On the side of fiscal conservatives, the bill would compel the government to publish pro rata deficit data. What this means is that after all revenues are spent, each taxpayer will get a report in conjunction with their tax return. That report will state how much the government spent, per that individual's share, beyond its revenue. In other words, each person will get a statement with a dollar amount of how much the federal government overspent in comparison for how much tax money you actually paid, per person. It could be used as a fair argument for cutting extraneous federal spending and enlighten people to the necessity for a balanced budget amendment.

For liberal, who believe that the government owns all your wealth but allows you to keep some of it, the statement would say something else. It would say "this is how much tax this taxpayer paid, but the services we rendered to that person actually cost this much.

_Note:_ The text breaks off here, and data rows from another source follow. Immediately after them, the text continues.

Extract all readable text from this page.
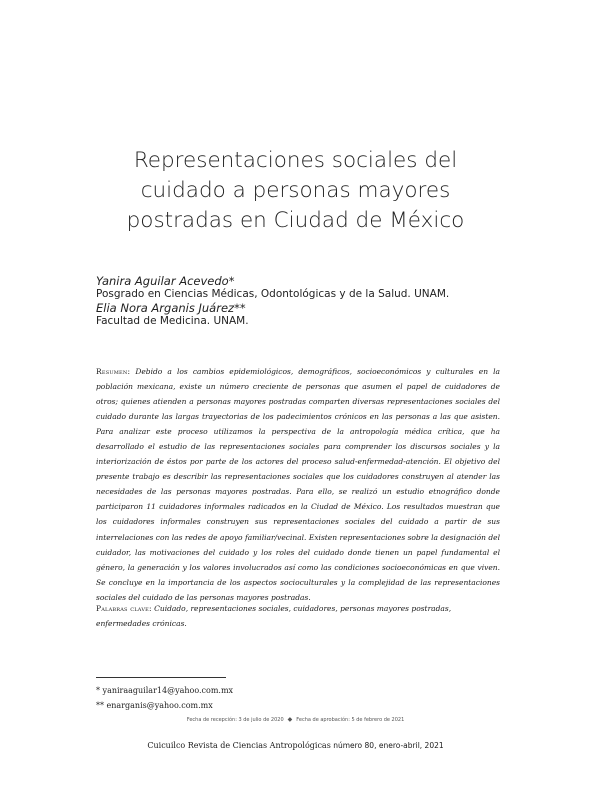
Representaciones sociales del
cuidado a personas mayores
postradas en Ciudad de México
Yanira Aguilar Acevedo*
Posgrado en Ciencias Médicas, Odontológicas y de la Salud. UNAM.
Elia Nora Arganis Juárez**
Facultad de Medicina. UNAM.
Resumen: Debido a los cambios epidemiológicos, demográficos, socioeconómicos y culturales en la población mexicana, existe un número creciente de personas que asumen el papel de cuidadores de otros; quienes atienden a personas mayores postradas comparten diversas representaciones sociales del cuidado durante las largas trayectorias de los padecimientos crónicos en las personas a las que asisten. Para analizar este proceso utilizamos la perspectiva de la antropología médica crítica, que ha desarrollado el estudio de las representaciones sociales para comprender los discursos sociales y la interiorización de éstos por parte de los actores del proceso salud-enfermedad-atención. El objetivo del presente trabajo es describir las representaciones sociales que los cuidadores construyen al atender las necesidades de las personas mayores postradas. Para ello, se realizó un estudio etnográfico donde participaron 11 cuidadores informales radicados en la Ciudad de México. Los resultados muestran que los cuidadores informales construyen sus representaciones sociales del cuidado a partir de sus interrelaciones con las redes de apoyo familiar/vecinal. Existen representaciones sobre la designación del cuidador, las motivaciones del cuidado y los roles del cuidado donde tienen un papel fundamental el género, la generación y los valores involucrados así como las condiciones socioeconómicas en que viven. Se concluye en la importancia de los aspectos socioculturales y la complejidad de las representaciones sociales del cuidado de las personas mayores postradas.
Palabras clave: Cuidado, representaciones sociales, cuidadores, personas mayores postradas, enfermedades crónicas.
* yaniraaguilar14@yahoo.com.mx
** enarganis@yahoo.com.mx
Fecha de recepción: 3 de julio de 2020 ◆ Fecha de aprobación: 5 de febrero de 2021
Cuicuilco Revista de Ciencias Antropológicas número 80, enero-abril, 2021
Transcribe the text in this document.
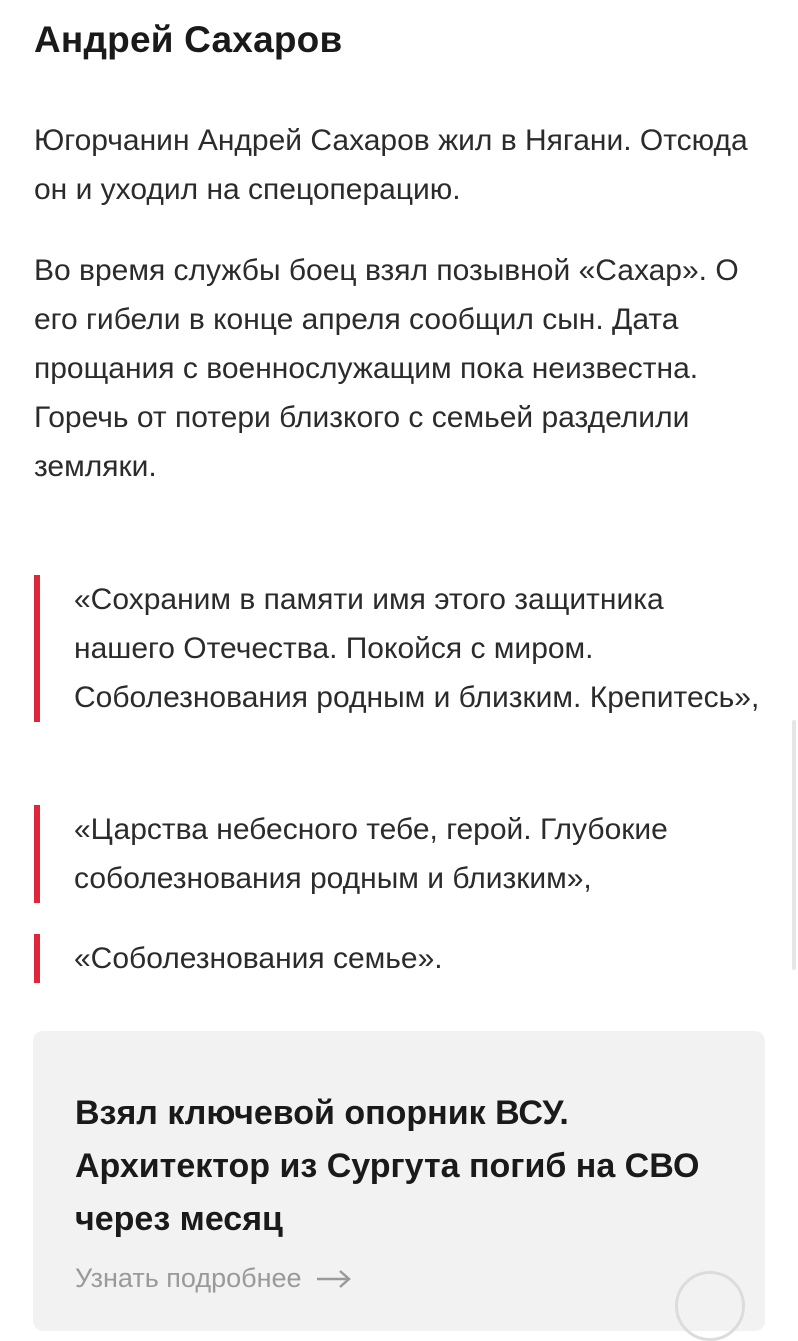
Андрей Сахаров

Югорчанин Андрей Сахаров жил в Нягани. Отсюда он и уходил на спецоперацию.

Во время службы боец взял позывной «Сахар». О его гибели в конце апреля сообщил сын. Дата прощания с военнослужащим пока неизвестна. Горечь от потери близкого с семьей разделили земляки.

«Сохраним в памяти имя этого защитника нашего Отечества. Покойся с миром. Соболезнования родным и близким. Крепитесь»,
«Царства небесного тебе, герой. Глубокие соболезнования родным и близким»,
«Соболезнования семье».
Взял ключевой опорник ВСУ. Архитектор из Сургута погиб на СВО через месяц
Узнать подробнее
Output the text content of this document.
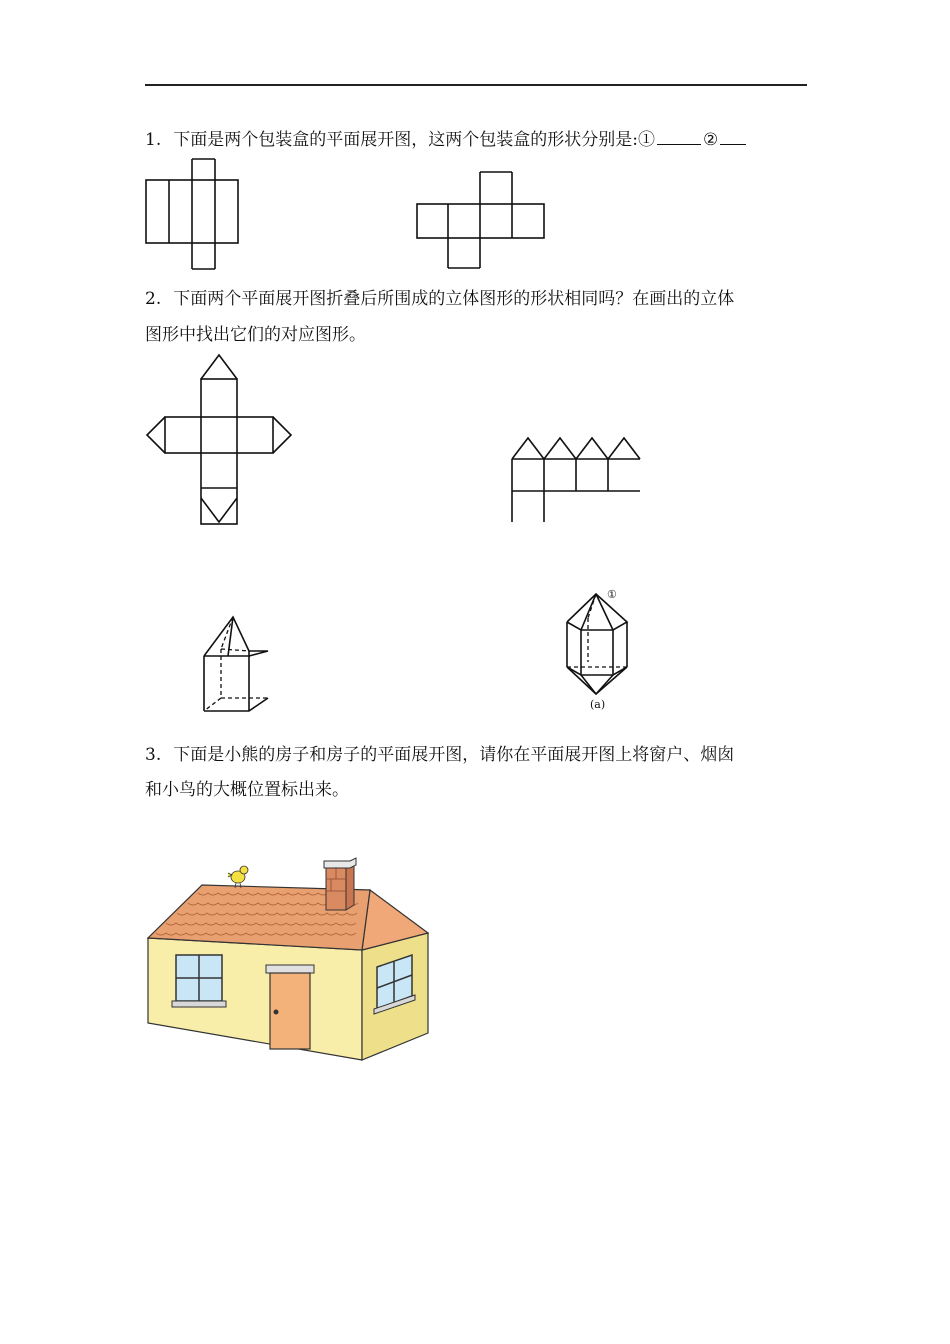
1. 下面是两个包装盒的平面展开图，这两个包装盒的形状分别是:①	②
2. 下面两个平面展开图折叠后所围成的立体图形的形状相同吗？在画出的立体
图形中找出它们的对应图形。
①
(a)
3. 下面是小熊的房子和房子的平面展开图，请你在平面展开图上将窗户、烟囱
和小鸟的大概位置标出来。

So adding what you actually paid to what we fell short, this is what your 'fair share' should have really been". Simply, it could be turned into a propaganda tool directed towards excuses to increase taxation, regulatory fees, and other federal revenues.

To amend section 1105(a) of title 31, United States Code, to require that annual budget submissions of the President to Congress provide an estimate of the cost per taxpayer of the deficit, and for other purposes.


Section 1105(a) of title 31, United States Code, is amended—
(1) re-designating paragraph (37) (relating to the list of outdated or duplicative plans and reports) as paragraph (39); and

(2) by adding at the end the following: ‘‘(40) in the case of a fiscal year in which the budget is projected to result in a deficit, an estimate of the pro rata cost of such deficit for taxpayers who will file individual income tax returns for taxable years ending during such fiscal year.’’.